I eat two or three meals a day, depending on how hungry I am and how active I’ve been. My sugar cravings are present but manageable. In my plan, I was leaving what I thought would be the second-worst stage, slashing bread, for last. As it happened, I went a couple of weeks without bread by accident. I’ve always deeply loved and needed bread, as much as dairy, but I was so wrapped up in resisting sugar cravings and my new experiments in cooking, that bread fell out of my much-perturbed mind.

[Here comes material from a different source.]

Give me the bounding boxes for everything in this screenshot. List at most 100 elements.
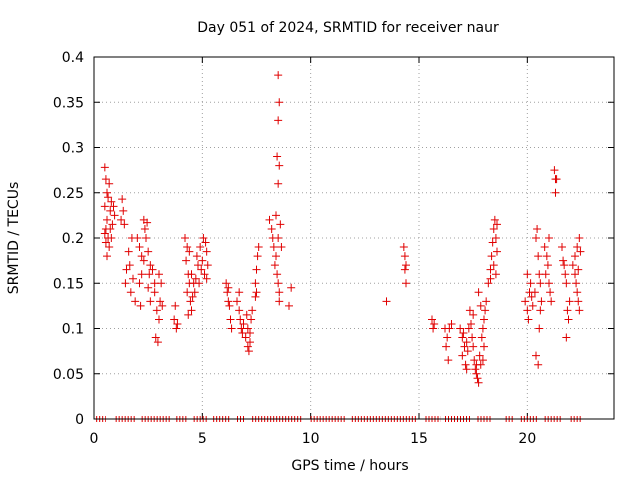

So, I find myself ahead of schedule, but it’s still a long, disciplined road ahead. As I cannot eat without pleasure, I’m driven to cook. I’ve developed the most delicious chicken salad I’ve ever made. Despite the spritely flavor, it’s obscenely simple. I roast a whole chicken with bushels of gremolata of fresh parsley, a mix of flat leaf and curly, zest of a whole lemon, and a few garlic cloves pushed under the skin, then serve it room temperature with a cold and crunchy Romaine lettuce. The chicken’s own fat and some real balsamic vinegar de Modena make a round and complete dressing. I regularly make nut milk now, which I find refreshing when homemade with blanched almonds. I’ve developed an interest in vegan stocks and broths, and I’m becoming braver about trying seafoods, historically an anxious area for me.
It’s a little terrifying to cut elements from your diet. There’s something, well, final about it, death-like. Often over the past two months I had moments of terror, fear of failure, fear of success, fear of an eternally-restricted existence, fear of pain. But they were only moments, and they passed. Enough of them passed during which I held the line, and now I’m here, haunted but moving forward. I don’t count calories or make portion controls or keep track of my exercise, but I’m steadily losing fat. Keeping a food diary has been essential for me. When, every morning, I can sit down and review what I ate the day before, it spurs me to carry on.
Breakfast: 3 rashers bacon, olives and pickled onions
Lunch: avocado sushi roll w ginger
Dinner: 1 piece of fried chicken and dandelion greens w hot sauce
Drinks: black coffee, almond milk, water
Somehow you manage to make giving up indulgences sound obscenely voluptuous--that chilled blackberry vodka, the sea salt in the coffee (definitely going to try that)!!! I also hear that echo of Cohen's 'The Smokey Life' in the title, which is nice in this context-- very glad your relationship with sugar is now "light enough to let it go."